Until one of the receptionists met me. She told us that, since this was our first time at this hospital and that we didn’t have a referral from my usual hospital, we would have to cough up Â¥2,000 (about $22.00). I was incensed (as much as I could be that wasn’t already pretty much up in smoke already) and must have slobbered on the counter or something, because she stopped talking and stared at me. Luckily my wife intervened and a rational progression of vocabulary ticked out of her mouth. Both of them didn’t say a word, just silently endured my presence and agreed on the inherent boorishness of men.

The doctor. too, couldn’t restore my lost Rocky Horror Picture show. He greeted me with a pale blue face mask obscuring his features (he did have nice eyes, I have to admit) and a habit of rearing back from me when I leaned in to make a comment.

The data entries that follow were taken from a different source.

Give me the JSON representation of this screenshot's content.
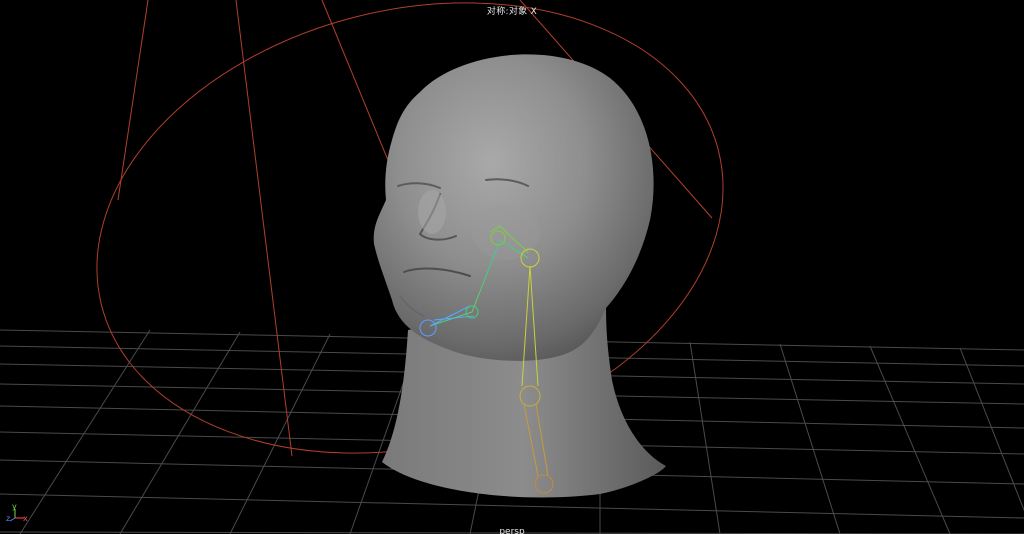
{
  "viewport": {
    "symmetry_label": "对称:对象 X",
    "camera_label": "persp",
    "background": "#000000",
    "grid_color": "#4a4a4a",
    "curve_color": "#b0402a"
  },
  "axis_gizmo": {
    "y": "y",
    "x": "x",
    "z": "z",
    "colors": {
      "x": "#ff4d4d",
      "y": "#6fdc4a",
      "z": "#5a7dff"
    }
  },
  "objects": {
    "head_mesh": "head-mesh",
    "skeleton_neck": "neck-joint-chain",
    "skeleton_jaw": "jaw-joint-chain",
    "control_curve": "circle-control-curve",
    "camera_lines": "camera-frustum-lines"
  }
}
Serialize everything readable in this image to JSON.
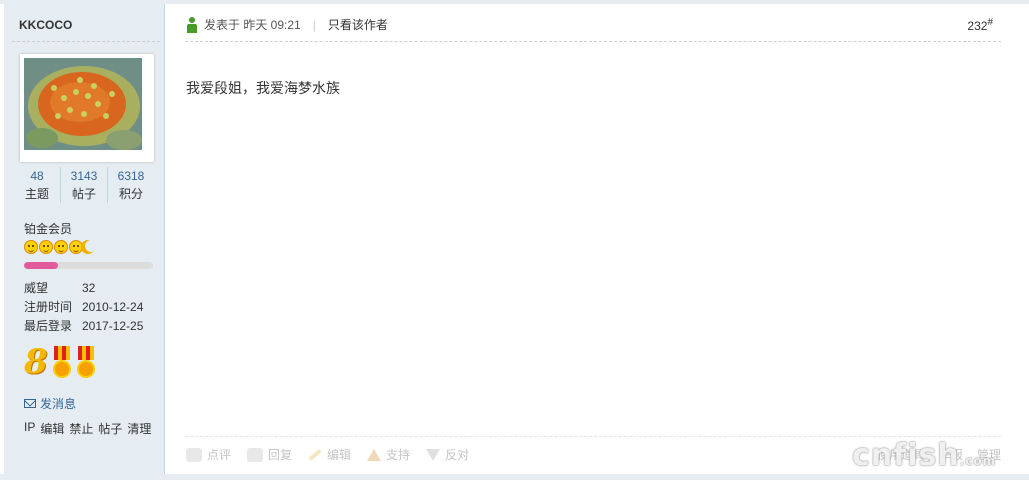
{
  "user": {
    "name": "KKCOCO",
    "stats": [
      {
        "value": "48",
        "label": "主题"
      },
      {
        "value": "3143",
        "label": "帖子"
      },
      {
        "value": "6318",
        "label": "积分"
      }
    ],
    "group": "铂金会员",
    "level_progress": 0.26,
    "info": [
      {
        "key": "威望",
        "value": "32"
      },
      {
        "key": "注册时间",
        "value": "2010-12-24"
      },
      {
        "key": "最后登录",
        "value": "2017-12-25"
      }
    ],
    "medal_text": "8",
    "send_message": "发消息",
    "admin_links": [
      "IP",
      "编辑",
      "禁止",
      "帖子",
      "清理"
    ]
  },
  "post": {
    "posted_at": "发表于 昨天 09:21",
    "only_author": "只看该作者",
    "floor": "232",
    "floor_mark": "#",
    "content": "我爱段姐，我爱海梦水族"
  },
  "actions": {
    "left": [
      "点评",
      "回复",
      "编辑",
      "支持",
      "反对"
    ],
    "right": [
      "使用道具",
      "举报",
      "管理"
    ]
  },
  "watermark": {
    "main": "cnfish",
    "sub": ".com"
  }
}
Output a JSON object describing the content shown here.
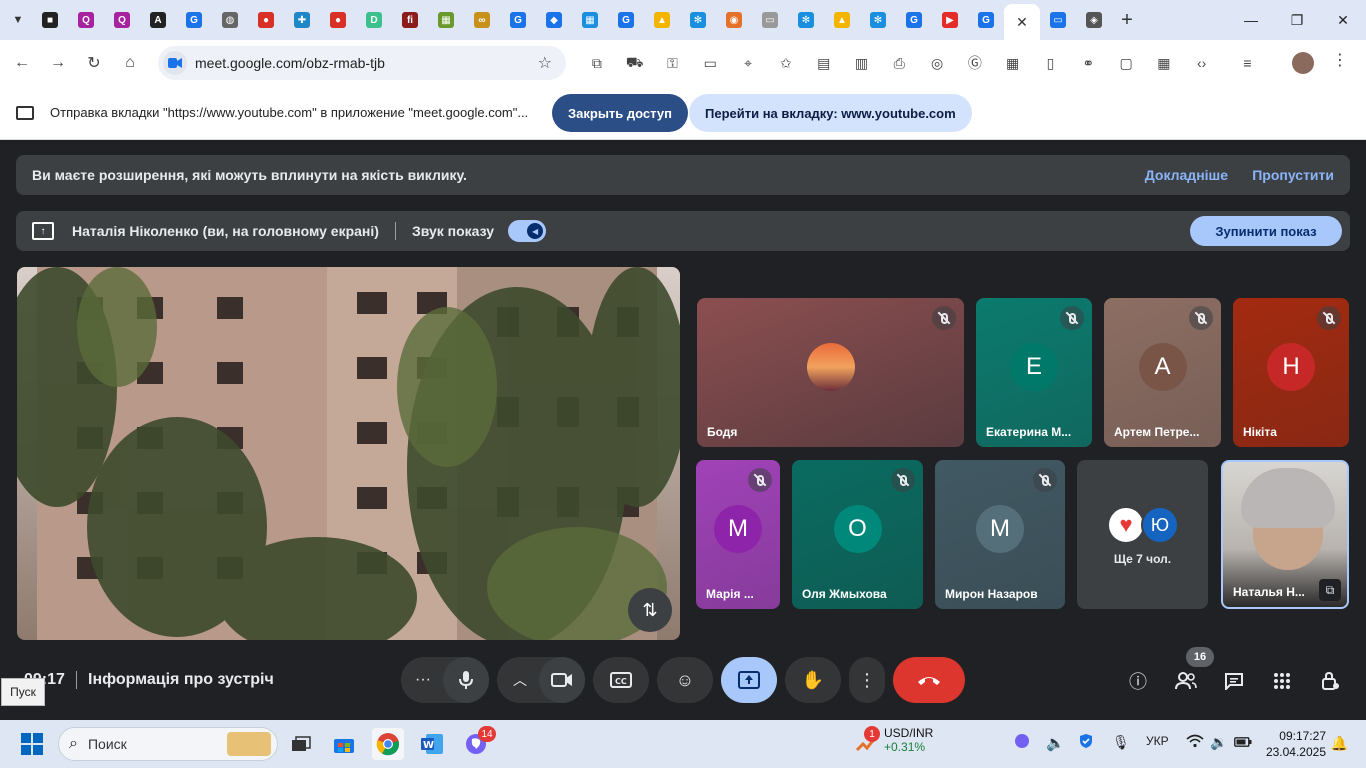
{
  "browser": {
    "active_tab_close": "✕",
    "new_tab": "+",
    "url": "meet.google.com/obz-rmab-tjb",
    "tab_favicons": [
      {
        "char": "■",
        "color": "#222"
      },
      {
        "char": "Q",
        "color": "#a7229e"
      },
      {
        "char": "Q",
        "color": "#a7229e"
      },
      {
        "char": "A",
        "color": "#222"
      },
      {
        "char": "G",
        "color": "#1a73e8"
      },
      {
        "char": "◍",
        "color": "#666"
      },
      {
        "char": "●",
        "color": "#d93025"
      },
      {
        "char": "✚",
        "color": "#1e88c7"
      },
      {
        "char": "●",
        "color": "#d93025"
      },
      {
        "char": "D",
        "color": "#3cc18c"
      },
      {
        "char": "fi",
        "color": "#8a1c1c"
      },
      {
        "char": "▦",
        "color": "#6a9a2e"
      },
      {
        "char": "∞",
        "color": "#c8911a"
      },
      {
        "char": "G",
        "color": "#1a73e8"
      },
      {
        "char": "◆",
        "color": "#1a73e8"
      },
      {
        "char": "▦",
        "color": "#1a8fe0"
      },
      {
        "char": "G",
        "color": "#1a73e8"
      },
      {
        "char": "▲",
        "color": "#f4b400"
      },
      {
        "char": "✻",
        "color": "#1a8fe0"
      },
      {
        "char": "◉",
        "color": "#e6722a"
      },
      {
        "char": "▭",
        "color": "#999"
      },
      {
        "char": "✻",
        "color": "#1a8fe0"
      },
      {
        "char": "▲",
        "color": "#f4b400"
      },
      {
        "char": "✻",
        "color": "#1a8fe0"
      },
      {
        "char": "G",
        "color": "#1a73e8"
      },
      {
        "char": "▶",
        "color": "#e52d27"
      },
      {
        "char": "G",
        "color": "#1a73e8"
      }
    ]
  },
  "share_notice": {
    "message": "Отправка вкладки \"https://www.youtube.com\" в приложение \"meet.google.com\"...",
    "stop_access": "Закрыть доступ",
    "go_to_tab": "Перейти на вкладку: www.youtube.com"
  },
  "warning": {
    "text": "Ви маєте розширення, які можуть вплинути на якість виклику.",
    "learn_more": "Докладніше",
    "skip": "Пропустити"
  },
  "presenting": {
    "name": "Наталія Ніколенко (ви, на головному екрані)",
    "sound_label": "Звук показу",
    "stop_button": "Зупинити показ"
  },
  "participants": [
    {
      "name": "Бодя",
      "initial": "",
      "bg": "#7a4f4a",
      "avatar_bg": "#d06a3a"
    },
    {
      "name": "Екатерина М...",
      "initial": "Е",
      "bg": "#0c7a6e",
      "avatar_bg": "#00796b"
    },
    {
      "name": "Артем Петре...",
      "initial": "А",
      "bg": "#8d6e63",
      "avatar_bg": "#795548"
    },
    {
      "name": "Нікіта",
      "initial": "Н",
      "bg": "#a32a10",
      "avatar_bg": "#c62828"
    },
    {
      "name": "Марія ...",
      "initial": "М",
      "bg": "#a042b8",
      "avatar_bg": "#8e24aa"
    },
    {
      "name": "Оля Жмыхова",
      "initial": "О",
      "bg": "#0a6b60",
      "avatar_bg": "#00897b"
    },
    {
      "name": "Мирон Назаров",
      "initial": "М",
      "bg": "#415963",
      "avatar_bg": "#546e7a"
    },
    {
      "name": "Наталья Н...",
      "initial": "",
      "bg": "#c9c6c2",
      "avatar_bg": "#c9c6c2"
    }
  ],
  "more_tile": {
    "label": "Ще 7 чол.",
    "initial": "Ю"
  },
  "bottom": {
    "time": "09:17",
    "meeting_info": "Інформація про зустріч",
    "tooltip": "Пуск",
    "people_count": "16"
  },
  "taskbar": {
    "search_placeholder": "Поиск",
    "viber_badge": "14",
    "ticker_badge": "1",
    "ticker_name": "USD/INR",
    "ticker_change": "+0.31%",
    "language": "УКР",
    "time": "09:17:27",
    "date": "23.04.2025"
  }
}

With the avian flu scare and mad cow disease and SARS and worldwide flu epidemic I guess he had every reason to suspect some foreigner who complained of “very painful intestines, possibly due to a semi-satisfying meal (though the company was wonderful) at a Mexican restaurant on Friday night”. He laughed, albeit somewhat with a hiccough, saying, “Ah, you can speak Japanese! That makes me feel much better!”

In the end, it was simply a stomach flu, nothing to notify Doctors Without Frontiers about, or the CIA, or Jean Luc Piccard. I am safely back in my cell, ready to stand up and sing, “The Boar’s Head”.

Maybe tomorrow I’ll give Rocky another go for his money.